Практически каждую ситуацию, к которой он оказывался причастен, Тимур стремился перевернуть, довести до абсурда, но это, как ни странно, вовсе не мешало ему достигать вполне успешных практических результатов. В феврале 1999 года мы организовали с ним фестиваль петербургского декаданса, в котором наряду с такими известными личностями, как Владик Монро, Андрей Бартенев, Наталья Пивоварова и Вова Веселкин, принимали участия совершенно деклассированные бомжи, которых мы с Тимуром нашли на улице, и я тогда предложила привлечь для охраны нашего мероприятия членов петербургского отделения НБП. Тимур с радостью подхватил эту идею. Особенно его вдохновило то, что вокруг всего зала по периметру будут стоять молодые люди, облаченные в живописные черные наряды с портупеями. На предварительном инструктаже он сразу же дал им указание ни в коем случае не пускать в зал журналистов. Подобное же предупреждение было специально внесено и во все приглашения: «Представители средств массовой информации в зал не допускаются!» Кроме того, за билеты была назначена совершено заоблачная по тем временам сумма, хотя мы и понимали, что в зале будут присутствовать люди главным образом по приглашениям. В итоге фестиваль вызвал к себе просто ажиотажный интерес, в том числе и со стороны прессы: мест на всех не хватило, люди толпились даже в проходах, несмотря на то что на улице был тридцатиградусный мороз и до зала «Зоопарка», где проходил фестиваль, было не так легко добраться. Правда, члены НБП восприняли указание Тимура насчет журналистов слишком буквально, и некоторых из них потом пришлось чуть ли не вытаскивать из сугробов.

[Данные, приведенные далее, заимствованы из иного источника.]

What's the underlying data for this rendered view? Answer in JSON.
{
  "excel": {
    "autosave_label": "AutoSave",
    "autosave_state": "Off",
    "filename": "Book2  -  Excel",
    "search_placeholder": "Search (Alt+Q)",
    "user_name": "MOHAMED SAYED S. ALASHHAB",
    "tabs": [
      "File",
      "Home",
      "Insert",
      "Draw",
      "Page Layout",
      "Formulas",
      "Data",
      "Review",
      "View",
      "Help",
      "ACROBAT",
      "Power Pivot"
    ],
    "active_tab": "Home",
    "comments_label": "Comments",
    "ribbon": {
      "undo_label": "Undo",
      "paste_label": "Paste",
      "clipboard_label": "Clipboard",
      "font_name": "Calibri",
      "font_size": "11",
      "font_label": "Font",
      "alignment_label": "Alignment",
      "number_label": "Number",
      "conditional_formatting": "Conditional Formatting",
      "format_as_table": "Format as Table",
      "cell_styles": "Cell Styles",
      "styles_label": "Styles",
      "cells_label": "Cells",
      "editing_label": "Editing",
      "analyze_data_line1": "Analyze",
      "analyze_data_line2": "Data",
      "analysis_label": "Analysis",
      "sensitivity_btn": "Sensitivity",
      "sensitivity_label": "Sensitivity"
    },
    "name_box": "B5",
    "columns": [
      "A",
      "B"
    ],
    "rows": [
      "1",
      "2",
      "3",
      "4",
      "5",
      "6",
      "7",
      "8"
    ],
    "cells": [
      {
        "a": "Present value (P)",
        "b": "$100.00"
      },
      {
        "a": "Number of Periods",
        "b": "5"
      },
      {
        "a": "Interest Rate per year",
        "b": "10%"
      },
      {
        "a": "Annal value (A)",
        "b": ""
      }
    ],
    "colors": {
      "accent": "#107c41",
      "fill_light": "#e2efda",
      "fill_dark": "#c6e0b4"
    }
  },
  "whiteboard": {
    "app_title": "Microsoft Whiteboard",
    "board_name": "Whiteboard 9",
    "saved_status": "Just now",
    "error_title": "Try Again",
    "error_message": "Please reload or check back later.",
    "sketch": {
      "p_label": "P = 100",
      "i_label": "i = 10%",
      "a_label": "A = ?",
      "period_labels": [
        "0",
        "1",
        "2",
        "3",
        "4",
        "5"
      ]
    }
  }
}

Так был ли Тимур великим художником? Некоторые считают, что он недостаточно хорошо рисовал. Но, по-моему, в данном случае это совершенно не важно. Стоило тебе оказаться рядом с Тимуром, как ты сразу же погружался в особый мир, который совсем не обязательно был связан именно с живописью. Когда мы прогуливались с ним по Невскому, он сразу же начинал подкидывать мне всякие идеи. В частности, предлагал написать повесть, сюжет которой сводился примерно к следующему. На Московский вокзал прибывает целая толпа молодых провинциалов, которые никогда до этого в Петербурге не были. И вот идут они по направлению к Адмиралтейству, и по мере продвижения вперед их группа лишается то одного, то нескольких человек. У кинотеатра «Художественный» один юноша засмотрелся на яркие афиши и заслушался грохочущей из динамиков музыкой, да так и остался стоять столбом, а остальные не заметили и прошли дальше. У Катькиного садика пожилой благообразный человек с вкрадчивыми манерами заманивает еще парочку обещаниями развлечений и, естественно, «бабок». На канале Грибоедова к ним пристает отмороженный наркоман и предлагает курнуть травы, а то и попробовать кое-чего покрепче. И так постепенно по мере приближения к Адмиралтейству их становится все меньше и меньше, так что до конца Невского доходит только один юноша, самый стойкий. Но и там, в Александровском саду, как только он садится на скамеечку отдохнуть, к нему подходят курсанты и шепотом говорят, что знают отличный способ заработать, совершенно безопасный и ничего общего с криминалом не имеющий – при этом они указывают ему на фланирующего неподалеку старика («бабушку») с характерной внешностью и крашеной шевелюрой, стреляющего глазками то вправо, то влево… Таков был замысел Тимура. И пусть этот замысел так и остался не воплощенным на бумаге – сама прогулка по Невскому тоже была своеобразным произведением искусства. И ее можно пересказывать совсем как повесть или роман.